Für Yvonne Feri ist fehlende Solidarität auch ein Problem in der Politik. Wenn sie in die Parlamente schaue, sässen da viele Männer, die von Frauen gewählt wurden. Wieso das so sei, wisse sie nicht, meinte sie und fügte hinzu: «Aber am 7. März gibt es die Möglichkeit, gemeinsam ein Zeichen für Solidarität zu setzen: An der Demo für Lohngleichheit.»
6. Feminismus ist Emanzipation, wo müssen sich die Frauen heute noch emanzipieren?
Anne Wizorek: «Die Frauen sollen es nicht allen Recht machen wollen. Sie sollen den Mut haben, unbequem zu sein.»
Yvonne Feri: «Die Frauen sollen ihre Rechte einfordern, überall wo sie sind. Und sie sollen aufschreien.»
7. Hass-Kommentare im Internet: Selbstschutz.
Im Internet trauten sich weit mehr Personen, sich zu schwierigen Themen zu äussern, so Feri. Trotzdem sei der Schritt, sich im realen Leben zu äussern, meist sehr schwer. «Klar. Aber gleichzeitig besprechen wir im Internet genauso reale Themen, die uns betreffen», entgegnete Wizorek, «wir erreichen viele Menschen und können durchs Netz politisieren.»
Was ihre feministische Analyse betreffend der Dating-App Tinder sei, bei der sich Menschen anhand von Bildern gegenseitig bewerten und meistens auch auf Dates treffen, fragte jemand aus dem Publikum. Wizorek sahs gelassen: «Frauen können bei Tinder eine gewisse Form von Selbstbestimmung verneinen und eine passive Rolle einnehmen. Wenn das bewusst geschieht, dann ist das doch wunderbar.» Sie selbst brauche die App aber nicht, schliesslich habe sie einen Freund.
Der Freund ist auch zuständig für Wizoreks E-Mail-Account. Die diversen Hasstiraden, die täglich in der Mailbox der jungen Aktivisten landen, werden so gezielt ignoriert.

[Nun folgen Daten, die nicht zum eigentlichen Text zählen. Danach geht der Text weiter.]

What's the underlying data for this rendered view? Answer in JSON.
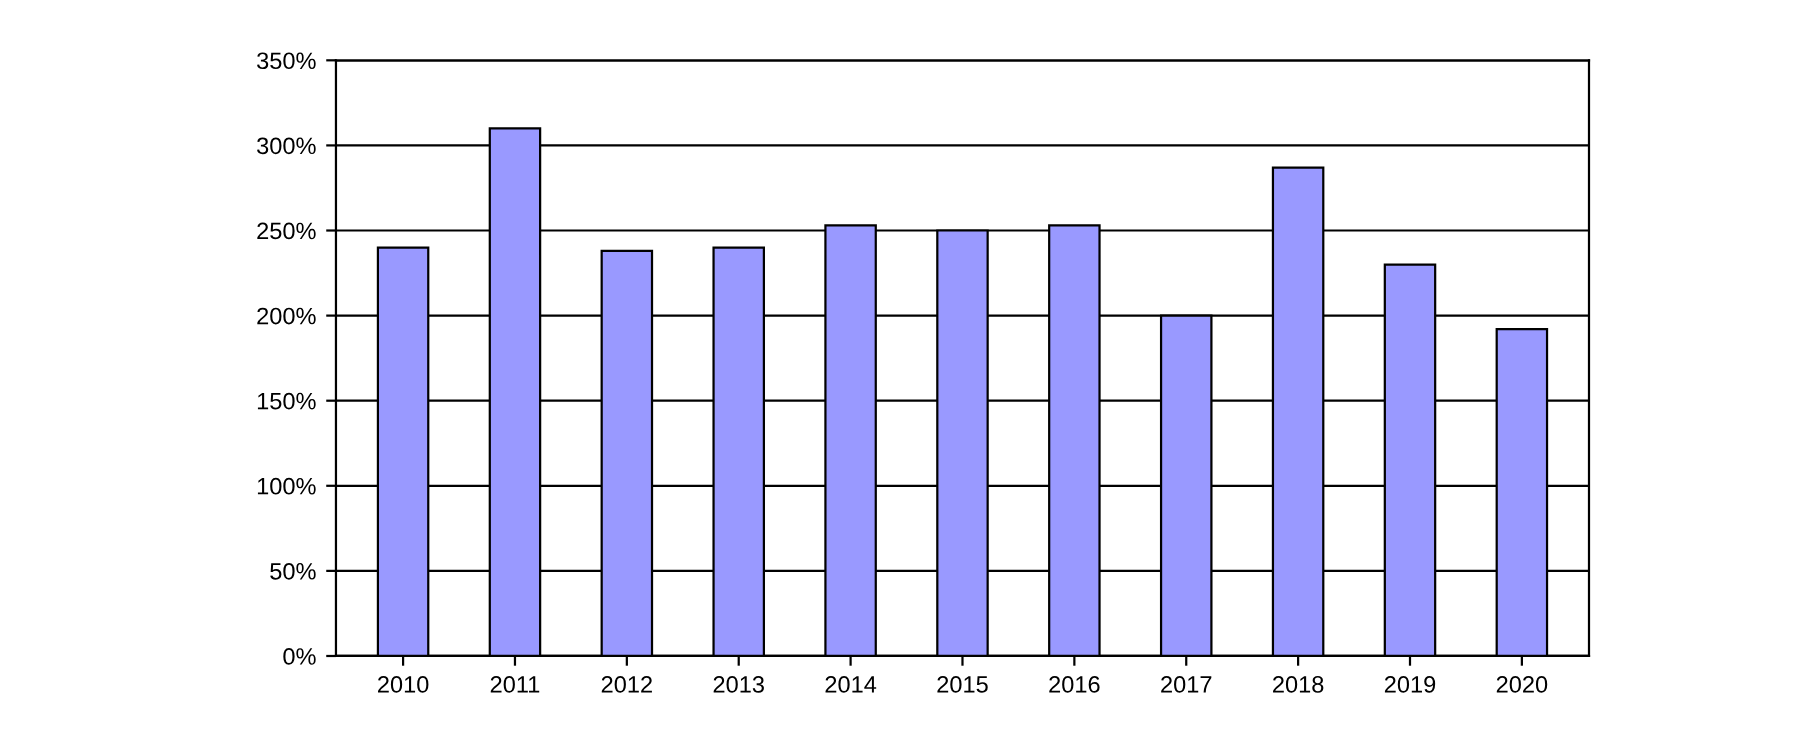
{
  "chart_data": {
    "type": "bar",
    "categories": [
      "2010",
      "2011",
      "2012",
      "2013",
      "2014",
      "2015",
      "2016",
      "2017",
      "2018",
      "2019",
      "2020"
    ],
    "values": [
      240,
      310,
      238,
      240,
      253,
      250,
      253,
      200,
      287,
      230,
      192
    ],
    "color": "#9999ff",
    "ylim": [
      0,
      350
    ],
    "yticks": [
      {
        "value": 0,
        "label": "0%"
      },
      {
        "value": 50,
        "label": "50%"
      },
      {
        "value": 100,
        "label": "100%"
      },
      {
        "value": 150,
        "label": "150%"
      },
      {
        "value": 200,
        "label": "200%"
      },
      {
        "value": 250,
        "label": "250%"
      },
      {
        "value": 300,
        "label": "300%"
      },
      {
        "value": 350,
        "label": "350%"
      }
    ],
    "grid": "y"
  }
}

Es brauche Strategien, um sich zu schützen, das sieht auch Yvonne Feri so. Auch die Mails der Nationalrätin werden erst vorsondiert, bevor sie sie beantwortet. Hass-Mails, so sind sich die Frauen einig, würden sie beide nicht lesen, das erhalte die geistige Gesundheit.
8. Feminismus in den Medien
Was können die Medien und die TagesWoche zur Debatte beitragen, fragte Redaktionsleiter Dani Winter zum Schluss. Die drei Frauen, inklusive Moderatorin Natascha Wey, waren sich einig: Mehr Frauen, nicht nur als Angestellte, sondern auch als Gesprächspartnerinnen und Expertinnen. Nicht nur in Geschlechterfragen.
Sie wolle Veränderung von Machtstrukturen, keinen reinen feministischen Debattierclub, schrieb Wizorek kurz vor der Erscheinung ihres Buches in einem Kommentar in der «Zeit». Aber am Anfang steht immer die Diskussion. «Warum brauchen wir Feminismus?», hatte Wizorek gefragt. Ihre Frage wurde an diesem Abend erfolgreich beantwortet.